Participants in the Solicitation

RFMD, TriQuint and HoldCo and their respective directors, executive officers and various other members of management and employees may be deemed to be participants in the solicitation of proxies from RFMD’s shareholders in connection with the proposed Business Combination. Information regarding the persons who may, under the rules of the SEC, be deemed participants in the solicitation of TriQuint or RFMD security holders in connection with the proposed Business Combination is set forth in the preliminary Registration/Joint Proxy Statement, and will also be set forth in the final Registration/Joint Proxy Statement. Information about TriQuint’s directors and executive officers is set forth in TriQuint’s Annual Report on Form 10-K for the fiscal year ended December 31, 2013, which was filed with the SEC on February 21, 2014, and its Amendment No. 1 to Annual Report on Form 10-K/A, which was filed with the SEC on April 10, 2014. These documents are available free of charge at the SEC’s web site at www.sec.gov, and from TriQuint by contacting Investor Relations by mail at TriQuint Semiconductor, Inc., 2300 N.E. Brookwood Parkway, Hillsboro, Oregon 97124, Attn: Investor Relations Department, by telephone at (503) 615-9413, or by going to TriQuint’s Investor Relations page on its corporate web site at www.triquint.com.
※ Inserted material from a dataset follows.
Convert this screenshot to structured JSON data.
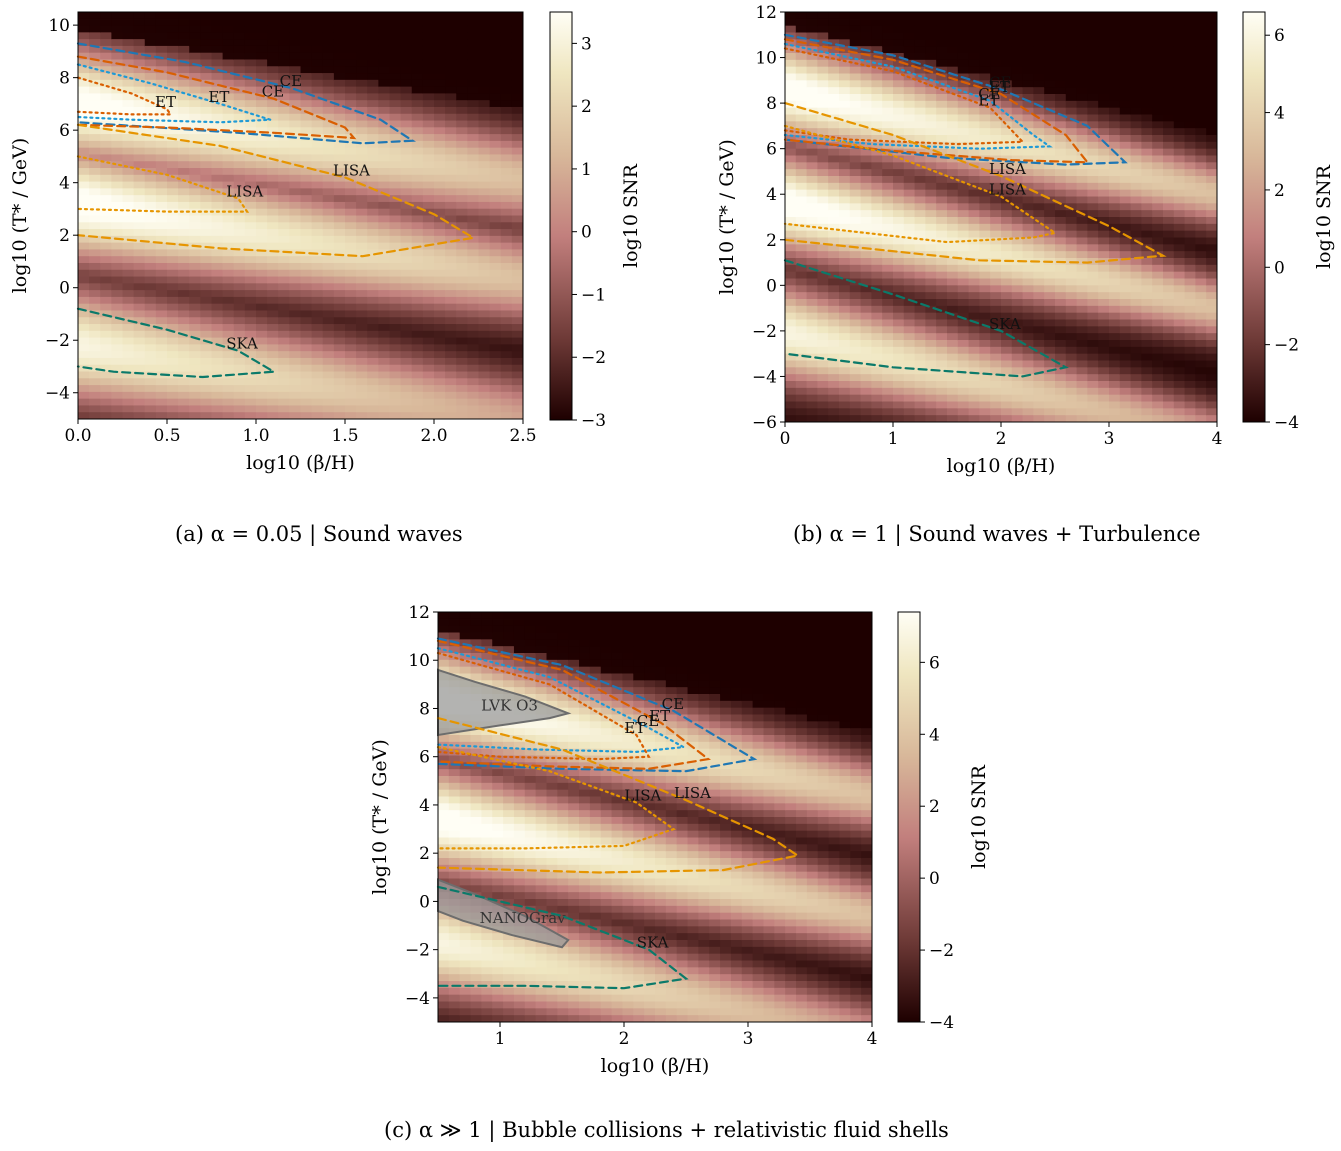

Information about RFMD’s directors and executive officers is set forth in RFMD’s Annual Report on Form 10-K for the fiscal year ended March 29, 2014, which was filed with the SEC on May 21, 2014. These documents are available free of charge at the SEC’s web site at www.sec.gov, and from RFMD by contacting Investor Relations by mail at RF Micro Devices, Inc., 7628 Thorndike Road Greensboro, North Carolina 27409-9421, Attn: Investor Relations Department, by telephone at (336) 678-7088, or by going to RFMD’s Investor Relations page on its corporate web site at www.rfmd.com. Additional information regarding the interests of these potential participants in the solicitation of proxies in connection with the proposed Business Combination is included in the preliminary Registration/Joint Proxy Statement and the other relevant documents filed with the SEC.